E o assunto não é novo: reportagem da CAPRICHO, publicada na revista impressa, já mostrou que até em grupos que parecem inofensivos o mal chega; além disso, casos recentes, como o de estudantes do Colégio São Domingo que mantinham um grupo para qualificar suas colegas meninas como "estupráveis" ou não e usar figurinhas do empresário acusado de assédio, Jeffrey Epstein.
"No Brasil, a relação entre violência de gênero e ambiente escolar ainda não é evidente para a maioria dos governos e organizações. Muitas vezes, essa pauta é considerada secundária, já que os indicadores educacionais costumam mostrar que meninas têm desempenho escolar superior ao dos meninos", afirma introdução da pesquisa do Instituto.
Segundo o levantamento, os casos mais comuns envolvem assédio sexual, xingamentos, exposição de imagens sem consentimento e perseguição online. Essas situações acontecem principalmente em redes sociais e aplicativos de mensagem, muitas vezes em grupos de escola ou conversas privadas entre colegas.
"O que esses dados não revelam é o custo emocional, social e subjetivo que muitas meninas enfrentam para permanecer estudando — e o quanto a violência impacta o bem-estar de toda a comunidade escolar. Nosso objetivo é contribuir para que essa relação se torne inegável", complementa o texto.

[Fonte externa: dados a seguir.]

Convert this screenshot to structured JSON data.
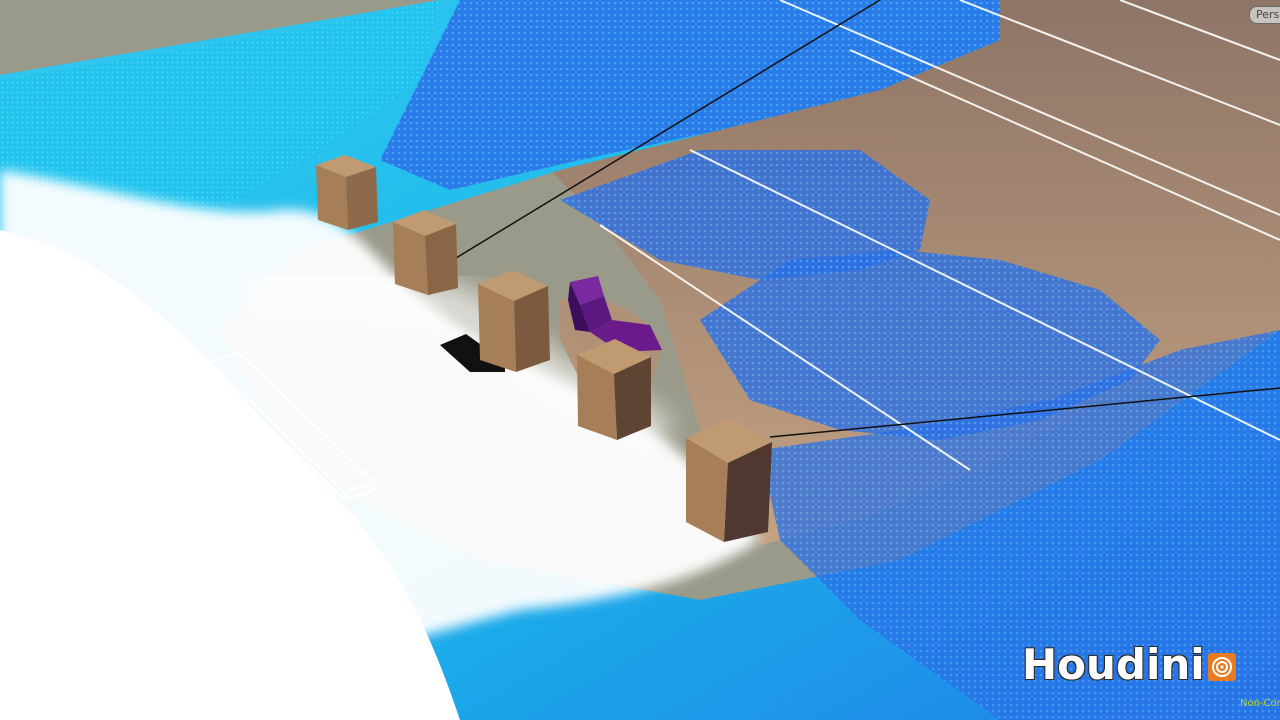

Outro dado importante é que os agressores nem sempre são desconhecidos. Em muitos casos, são colegas de classe, pessoas do convívio escolar ou ex-parceiros, o que torna a situação ainda mais complexa e emocionalmente desgastante, aponta o estudo.
Os alunos do colégio localizado na zona oeste de São Paulo foram suspensos. Em nota à imprensa, a instituição afirmou que as mensagens foram compartilhadas em grupos não institucionais e afirmou que mobilizou equipe pedagógica para lidar com a situação. Entre as ações, segundo a escola, estão a escuta e acolhimento das estudantes, com os alunos envolvidos e com seus familiares.
O estudo destaca que a violência digital não está separada da vida offline. Pelo contrário: conflitos que começam na escola frequentemente continuam nas redes, ampliando o alcance dos ataques e dificultando que as vítimas encontrem um espaço seguro.
Os impactos vão além da tela
Ansiedade, medo, vergonha e insegurança estão entre os sentimentos mais relatados no estudo. Como consequência, muitas meninas passam a se autocensurar, evitam participar de interações online e até se afastam de grupos, inclusive os escolares.
Apesar da frequência dos casos, a maioria das vítimas não denuncia. Entre os motivos estão o medo de retaliação dentro e fora da escola, a falta de confiança nas plataformas e a sensação de que nada será resolvido.
A pesquisa também aponta que meninas negras e LGBTQIA+ enfrentam formas ainda mais intensas de violência digital, muitas vezes combinando ataques racistas, machistas e homofóbicos.
A solução? Para a pesquisa, o caminho passa por mudanças urgentes: mais segurança nas plataformas digitais, respostas rápidas às denúncias e, principalmente, ações dentro das escolas. Entre elas: educação digital, acolhimento e protocolos para lidar com a violência que começa na sala de aula e se espalha pelas redes.